9. Há um erro no acto de liquidação do tributo, uma vez que o imposto municipal sobre imóveis, referente ao ano de 2000, foi liquidado com base em valor patrimonial tributário do prédio ilegalmente apurado.
10. O referido erro no acto de liquidação do imposto é imputável aos serviços da Administração Tributária, enquanto entidade competente para proceder à liquidação, tendo a mesma sido sustentada num valor patrimonial tributário ilegal.
11. A existência desse mesmo erro foi reconhecida pela sentença ora recorrida, que, em sede de impugnação judicial, declarou nulo o acto de liquidação.
12. De tal erro resultou o pagamento de uma dívida tributária de montante totalmente indevido, pois a ora recorrente, conforme resulta do Doc. 1, junto aos autos com a p.i., procedeu ao pagamento da primeira prestação da Contribuição Autárquica referente ao ano de 2000, no valor de 29.308.778$00, quando, na realidade, o acto de liquidação era ilegal e, nesse sentido, obstava ao pagamento do referido valor.
13. Resulta assim que o pagamento indevido de parte do tributo pela recorrente gerou na esfera jurídica da Administração Fiscal um enriquecimento em função dos juros que o montante prestado rendeu, enriquecimento esse totalmente indevido porque decorrente da prática de um acto ilegal.

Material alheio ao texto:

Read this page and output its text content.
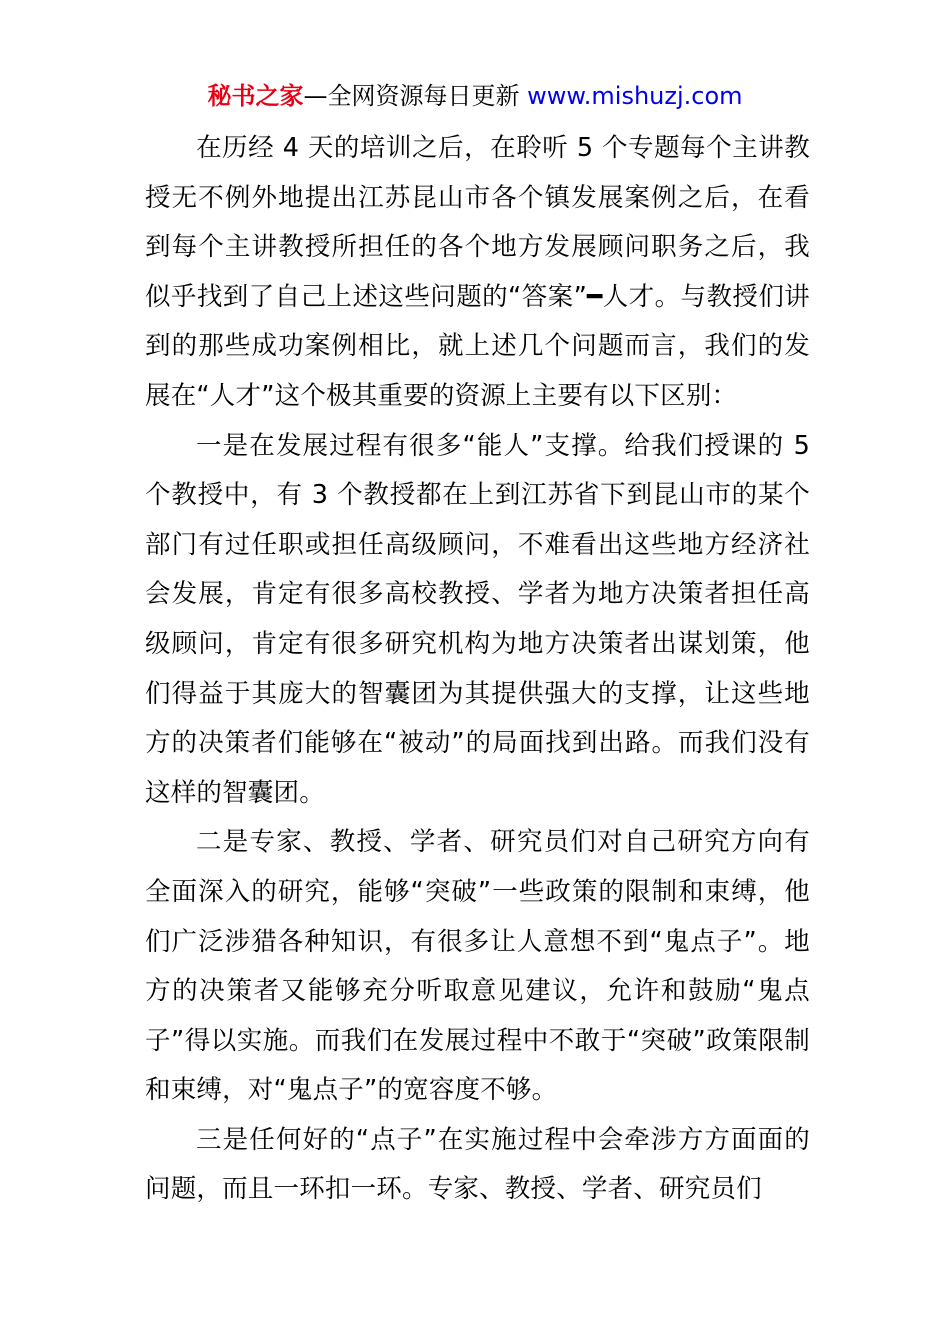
秘书之家—全网资源每日更新 www.mishuzj.com

在历经 4 天的培训之后，在聆听 5 个专题每个主讲教授无不例外地提出江苏昆山市各个镇发展案例之后，在看到每个主讲教授所担任的各个地方发展顾问职务之后，我似乎找到了自己上述这些问题的“答案”━人才。与教授们讲到的那些成功案例相比，就上述几个问题而言，我们的发展在“人才”这个极其重要的资源上主要有以下区别：

一是在发展过程有很多“能人”支撑。给我们授课的 5 个教授中，有 3 个教授都在上到江苏省下到昆山市的某个部门有过任职或担任高级顾问，不难看出这些地方经济社会发展，肯定有很多高校教授、学者为地方决策者担任高级顾问，肯定有很多研究机构为地方决策者出谋划策，他们得益于其庞大的智囊团为其提供强大的支撑，让这些地方的决策者们能够在“被动”的局面找到出路。而我们没有这样的智囊团。

二是专家、教授、学者、研究员们对自己研究方向有全面深入的研究，能够“突破”一些政策的限制和束缚，他们广泛涉猎各种知识，有很多让人意想不到“鬼点子”。地方的决策者又能够充分听取意见建议，允许和鼓励“鬼点子”得以实施。而我们在发展过程中不敢于“突破”政策限制和束缚，对“鬼点子”的宽容度不够。

三是任何好的“点子”在实施过程中会牵涉方方面面的问题，而且一环扣一环。专家、教授、学者、研究员们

14. Encontram-se manifestamente verificados todos os pressupostos de aplicação do artigo 43º, n° 1 da LGT, havendo, por isso, lugar ao pagamento de juros indemnizatórios em consequência da declaração de nulidade do acto de liquidação impugnado pela ora recorrente.
15. Se a Administração exige um tributo de modo ilegal, age erradamente – não há teoria ou artifício conceptual que afaste este dado da vida real! E, agindo erradamente, logo, não sendo exigível a prestação, deve a Administração responder por isso. Tal é o escopo do normativo expresso no artigo 43º da LGT.

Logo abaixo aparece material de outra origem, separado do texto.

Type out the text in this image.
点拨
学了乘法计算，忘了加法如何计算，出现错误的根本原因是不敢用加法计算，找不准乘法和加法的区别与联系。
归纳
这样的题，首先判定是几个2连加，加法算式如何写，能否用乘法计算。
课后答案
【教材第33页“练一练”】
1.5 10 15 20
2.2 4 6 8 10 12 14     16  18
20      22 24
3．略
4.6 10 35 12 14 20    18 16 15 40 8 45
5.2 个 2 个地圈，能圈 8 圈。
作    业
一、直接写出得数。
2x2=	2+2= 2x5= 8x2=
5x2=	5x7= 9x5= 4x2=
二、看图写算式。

16. A solução normativa expressa no artigo 43º da LGT, trata, por isso, de estabelecer uma garantia acrescida ao particular (garantindo o pagamento de juros indemnizatórios em qualquer situação de erro, ainda que porventura gerador de mera irregularidade não conducente à invalidade do acto) e não de limitar o ressarcimento de danos aos casos em que o vício se reconduza ao “erro nos pressupostos de facto ou de direito”, o que não tem o mínimo de correspondência com a letra da lei.

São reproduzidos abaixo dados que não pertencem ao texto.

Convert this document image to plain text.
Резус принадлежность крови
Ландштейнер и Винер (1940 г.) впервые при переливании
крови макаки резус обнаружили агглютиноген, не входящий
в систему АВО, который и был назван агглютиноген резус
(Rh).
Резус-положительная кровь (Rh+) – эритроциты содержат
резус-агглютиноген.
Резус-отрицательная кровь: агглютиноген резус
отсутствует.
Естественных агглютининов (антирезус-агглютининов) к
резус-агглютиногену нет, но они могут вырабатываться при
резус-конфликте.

17. Ainda que se considerasse que na base da declaração de nulidade do acto impugnado nos autos está um vício de falta de fundamentação – o que não sucedeu, como vimos –, o certo é que tal vício traduz ele mesmo um erro que legitima o pagamento de juros indemnizatórios conforme peticionado pela recorrente.
18. A decisão recorrida padece de erro de julgamento e viola por errada interpretação e aplicação o artigo 43°, n° 1 da LGT, ao interpretar restritivamente a expressão “erro” aí prevista, verificando-se assim que se encontram preenchidos todos os pressupostos de que se faz depender o direito da recorrente a receber juros indemnizatórios, motivo pelo qual o pedido da ora recorrente não deveria ter sido julgado de outra forma que não procedente.
19. Conforme resulta do artigo 173°, n° 1 do CPTA, a reconstituição da situação hipotética que existiria se o acto de liquidação declarado nulo não tivesse sido praticado, implica, necessariamente, a devolução do montante indevidamente cobrado pela Administração Tributária e efectivamente pago pela recorrente.
20. A reconstituição da situação hipotética não se basta com tal restituição, implicando também, o pagamento de juros indemnizatórios, uma vez que o contribuinte foi ilegalmente privado da utilização do capital, desde que efectuou o pagamento, em Abril de 2001, até ao momento.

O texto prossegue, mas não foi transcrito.